In this case, the court is asked, yet again, to review the subsidy calculation methodology employed by the Department of Commerce (“Commerce”) during countervailing duty investigations and reviews to determine under what circumstances a privatized company is the recipient of a benefit pursuant to United States law. This case comes before the court pursuant to Plaintiffs’ and Defendant-Intervenors’ USCIT R. 56.2 Motions for Judgment Upon an Agency Record. Plaintiffs and DefendaniAIntervenors challenged certain aspects of the final determination of the Department of Commerce International Trade Administration’s countervailing duty investigation of stainless steel sheet and strip from France. 1 See Final Affirmative Countervailing Duty Determination: Stainless Steel Sheet and Strip in Coils from France, 64 Fed.Reg. 30,774 (1999) (“Final Determination ”). While this case was pending before the court, the Federal Circuit issued its opinion in Delverde SrL v. United States, 202 F.3d 1360 (Fed.Cir.2000) reh’g denied, Ct. No. 99-1186 (June 20, 2000) (“Delverde III”). On February 29, 2000, Usinor filed, and the court granted, a motion to amend its complaint to add a claim based upon the Federal Circuit’s ruling in Delverde III. On July 13, 2000, the United States requested a remand to Commerce to consider the impact of the Federal Circuit’s holding in Delverde III to the facts of this case. The subsequent remand order instructed Commerce to “issue a determination consistent with United States law, interpreted pursuant to all relevant authority, including the decision of the Court of Appeals for the Federal Circuit in Delverde SrL v. United States 202 F.3d 1360 (Fed.Cir.2000).” Remand Order (August 15, 2000). The court now reviews Commerce’s Final Results of Re-determination Pursuant to Court Remand: Allegheny-Ludlum Corp., et al v.

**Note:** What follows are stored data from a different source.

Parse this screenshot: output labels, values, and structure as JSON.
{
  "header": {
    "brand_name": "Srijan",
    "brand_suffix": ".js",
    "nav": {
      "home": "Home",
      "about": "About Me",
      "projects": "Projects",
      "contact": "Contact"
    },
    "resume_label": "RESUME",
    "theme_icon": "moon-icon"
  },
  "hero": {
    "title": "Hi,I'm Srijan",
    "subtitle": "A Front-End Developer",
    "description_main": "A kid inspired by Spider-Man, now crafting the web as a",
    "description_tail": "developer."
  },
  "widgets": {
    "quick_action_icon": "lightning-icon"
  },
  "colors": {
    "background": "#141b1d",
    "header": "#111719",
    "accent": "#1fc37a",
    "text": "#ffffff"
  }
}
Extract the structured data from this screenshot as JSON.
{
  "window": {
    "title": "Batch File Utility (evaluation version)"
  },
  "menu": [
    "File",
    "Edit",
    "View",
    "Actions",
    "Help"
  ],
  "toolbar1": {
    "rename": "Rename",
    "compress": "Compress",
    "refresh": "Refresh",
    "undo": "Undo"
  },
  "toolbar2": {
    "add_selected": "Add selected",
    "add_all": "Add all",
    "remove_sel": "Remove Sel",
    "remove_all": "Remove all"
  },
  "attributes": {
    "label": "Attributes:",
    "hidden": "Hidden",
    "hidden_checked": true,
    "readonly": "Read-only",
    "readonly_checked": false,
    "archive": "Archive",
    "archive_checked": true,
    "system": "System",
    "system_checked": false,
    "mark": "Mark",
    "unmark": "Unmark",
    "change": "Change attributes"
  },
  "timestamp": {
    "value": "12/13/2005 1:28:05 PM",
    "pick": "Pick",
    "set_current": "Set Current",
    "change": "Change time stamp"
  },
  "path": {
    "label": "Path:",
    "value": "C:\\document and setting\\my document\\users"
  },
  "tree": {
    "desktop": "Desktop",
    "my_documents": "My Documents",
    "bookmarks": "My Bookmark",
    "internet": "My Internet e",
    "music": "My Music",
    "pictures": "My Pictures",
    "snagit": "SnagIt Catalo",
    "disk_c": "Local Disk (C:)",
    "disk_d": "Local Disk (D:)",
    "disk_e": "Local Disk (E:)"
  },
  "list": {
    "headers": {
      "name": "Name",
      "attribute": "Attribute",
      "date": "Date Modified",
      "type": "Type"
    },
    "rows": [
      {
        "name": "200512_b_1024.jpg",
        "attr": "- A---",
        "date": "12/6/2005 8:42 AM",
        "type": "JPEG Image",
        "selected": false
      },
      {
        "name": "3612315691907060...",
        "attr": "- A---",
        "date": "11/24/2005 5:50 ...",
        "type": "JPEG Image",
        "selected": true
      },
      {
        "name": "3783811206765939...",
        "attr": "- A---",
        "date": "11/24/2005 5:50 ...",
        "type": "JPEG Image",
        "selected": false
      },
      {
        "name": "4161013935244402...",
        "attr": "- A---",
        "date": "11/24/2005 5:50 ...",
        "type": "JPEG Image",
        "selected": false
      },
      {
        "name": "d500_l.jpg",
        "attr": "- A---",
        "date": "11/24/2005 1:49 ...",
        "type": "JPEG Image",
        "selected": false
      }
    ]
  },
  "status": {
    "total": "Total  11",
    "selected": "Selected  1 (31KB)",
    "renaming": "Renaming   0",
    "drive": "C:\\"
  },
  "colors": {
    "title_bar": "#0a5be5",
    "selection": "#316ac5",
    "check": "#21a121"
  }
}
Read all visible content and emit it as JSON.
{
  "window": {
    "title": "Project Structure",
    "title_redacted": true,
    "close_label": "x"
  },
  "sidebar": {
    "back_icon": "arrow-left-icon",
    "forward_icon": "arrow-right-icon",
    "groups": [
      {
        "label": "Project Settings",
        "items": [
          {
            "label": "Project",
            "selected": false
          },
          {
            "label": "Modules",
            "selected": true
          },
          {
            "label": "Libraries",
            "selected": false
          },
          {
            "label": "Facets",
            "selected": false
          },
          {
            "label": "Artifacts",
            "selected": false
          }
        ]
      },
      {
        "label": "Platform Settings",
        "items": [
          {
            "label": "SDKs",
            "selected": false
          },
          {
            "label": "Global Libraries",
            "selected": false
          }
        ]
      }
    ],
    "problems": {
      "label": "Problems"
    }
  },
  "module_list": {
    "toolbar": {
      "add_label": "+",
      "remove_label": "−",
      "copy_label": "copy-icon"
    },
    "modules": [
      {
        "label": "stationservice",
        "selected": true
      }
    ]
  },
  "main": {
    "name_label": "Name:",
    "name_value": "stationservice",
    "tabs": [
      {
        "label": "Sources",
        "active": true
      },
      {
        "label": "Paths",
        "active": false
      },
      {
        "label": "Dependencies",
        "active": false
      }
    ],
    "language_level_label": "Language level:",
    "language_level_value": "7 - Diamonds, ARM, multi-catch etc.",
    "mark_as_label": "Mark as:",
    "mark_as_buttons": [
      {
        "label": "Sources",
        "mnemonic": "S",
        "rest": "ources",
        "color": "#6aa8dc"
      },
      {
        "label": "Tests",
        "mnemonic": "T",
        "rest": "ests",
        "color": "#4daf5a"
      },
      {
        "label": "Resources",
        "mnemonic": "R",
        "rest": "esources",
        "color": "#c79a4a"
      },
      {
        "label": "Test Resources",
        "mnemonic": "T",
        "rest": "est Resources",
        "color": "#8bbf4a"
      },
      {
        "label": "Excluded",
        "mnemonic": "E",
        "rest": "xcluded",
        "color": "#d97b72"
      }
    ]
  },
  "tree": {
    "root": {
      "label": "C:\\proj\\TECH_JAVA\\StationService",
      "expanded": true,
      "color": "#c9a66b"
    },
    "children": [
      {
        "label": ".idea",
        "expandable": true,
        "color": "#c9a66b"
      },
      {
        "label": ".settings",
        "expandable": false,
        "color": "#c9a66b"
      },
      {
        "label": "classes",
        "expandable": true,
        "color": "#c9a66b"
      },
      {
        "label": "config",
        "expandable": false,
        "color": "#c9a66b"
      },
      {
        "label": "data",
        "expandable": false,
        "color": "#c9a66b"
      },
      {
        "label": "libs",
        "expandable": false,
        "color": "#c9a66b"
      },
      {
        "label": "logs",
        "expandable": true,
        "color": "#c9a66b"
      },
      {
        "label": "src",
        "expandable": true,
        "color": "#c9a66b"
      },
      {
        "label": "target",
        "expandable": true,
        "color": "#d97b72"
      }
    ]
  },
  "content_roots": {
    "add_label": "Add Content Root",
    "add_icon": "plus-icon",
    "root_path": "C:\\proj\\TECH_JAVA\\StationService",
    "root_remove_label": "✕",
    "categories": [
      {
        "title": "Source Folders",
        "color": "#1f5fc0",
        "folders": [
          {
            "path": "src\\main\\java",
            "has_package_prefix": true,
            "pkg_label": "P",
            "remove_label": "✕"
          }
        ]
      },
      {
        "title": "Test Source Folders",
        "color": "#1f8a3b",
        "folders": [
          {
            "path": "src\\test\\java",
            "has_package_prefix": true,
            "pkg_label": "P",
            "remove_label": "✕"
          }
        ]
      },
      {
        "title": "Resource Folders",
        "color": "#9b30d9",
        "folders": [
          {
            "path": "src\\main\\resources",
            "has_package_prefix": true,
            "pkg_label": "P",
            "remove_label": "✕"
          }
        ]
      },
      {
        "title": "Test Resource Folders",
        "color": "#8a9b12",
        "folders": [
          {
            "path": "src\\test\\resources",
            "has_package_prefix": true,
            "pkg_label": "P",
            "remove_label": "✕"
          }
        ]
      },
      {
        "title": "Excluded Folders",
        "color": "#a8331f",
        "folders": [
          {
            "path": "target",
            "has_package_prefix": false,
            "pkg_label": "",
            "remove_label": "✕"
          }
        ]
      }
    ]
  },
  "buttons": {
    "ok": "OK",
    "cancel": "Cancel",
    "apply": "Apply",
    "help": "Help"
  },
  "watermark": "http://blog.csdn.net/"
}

United States, No. 99-09-00566 (December 20, 2000). (“Remand Determination”). 2 The court exercises jurisdiction pursuant to 28 U.S.C. § 1581(c) (1994) *1359 which provides for judicial review of a final determination by the Department of Commerce in accordance with the provisions of 19 U.S.C. § 1516a(a)(2)(B)(i) (1994).

II. Background

On July 13, 1998, Commerce initiated countervailing duty investigations to determine whether manufacturers, producers or exporters of stainless steel sheet and strip from France, Italy and the Republic of Korea were receiving countervailable subsidies. See Initiation of Countervailing Duty Investigations: Stainless Steel Sheet and Strip in Coils From France, Italy and the Republic of Korea, 63 Fed. Reg. 37,539 (July 13, 1998). The period of investigation was calender year 1997. Id. Commerce issued its preliminary affirmative determination on November 17, 1998 and its final affirmative determination on June 8,1999, finding that the total estimated net countervailable subsidy (“CVD”) rate was 5.38% ad valorem for Usinor and all others. See Preliminary Affirmative Countervailing Duty Determination and Alignment of Final Countervailing Duty Determination With Final Antidumping Duty Determination: Stainless Steel Sheet and Strip in Coils from France, 63 Fed.Reg. 63,876 (Nov. 17, 1998) (“Preliminary Determination ”); Final Determination, 64 Fed.Reg. 30,790. During the investigation, the Government of France (“France” or “French Government”) identified a division of Usinor as the sole French producer of the subject merchandise that was exported to the United States during the period of investigation. The French Government was the majority owner of Usinor and Sacilor, another steel producer, until the mid-1980s. Final Determination, 64 Fed.Reg. at 30,776. After a capital restructuring in 1986, France was the sole owner of both companies. Id. In 1987, France placed Usinor and Sacilor under the ownership of a holding company, with the holding company retaining Usinor as its name. Remand Determination at 17. In 1991, Credit Lyonnais, a government-owned bank, purchased 20% of Usi-nor. Final Determination, 64 Fed.Reg. at 30,776. Beginning in the summer of 1995 and continuing through 1996 and 1997, the French Government privatized Usinor through a public stock offering. Id. By the end of 1997, approximately 82% of Usinor’s shares were owned by private shareholders, with the remaining shares owned by employees and “stable shareholders.” 3 Remand Determination at 17.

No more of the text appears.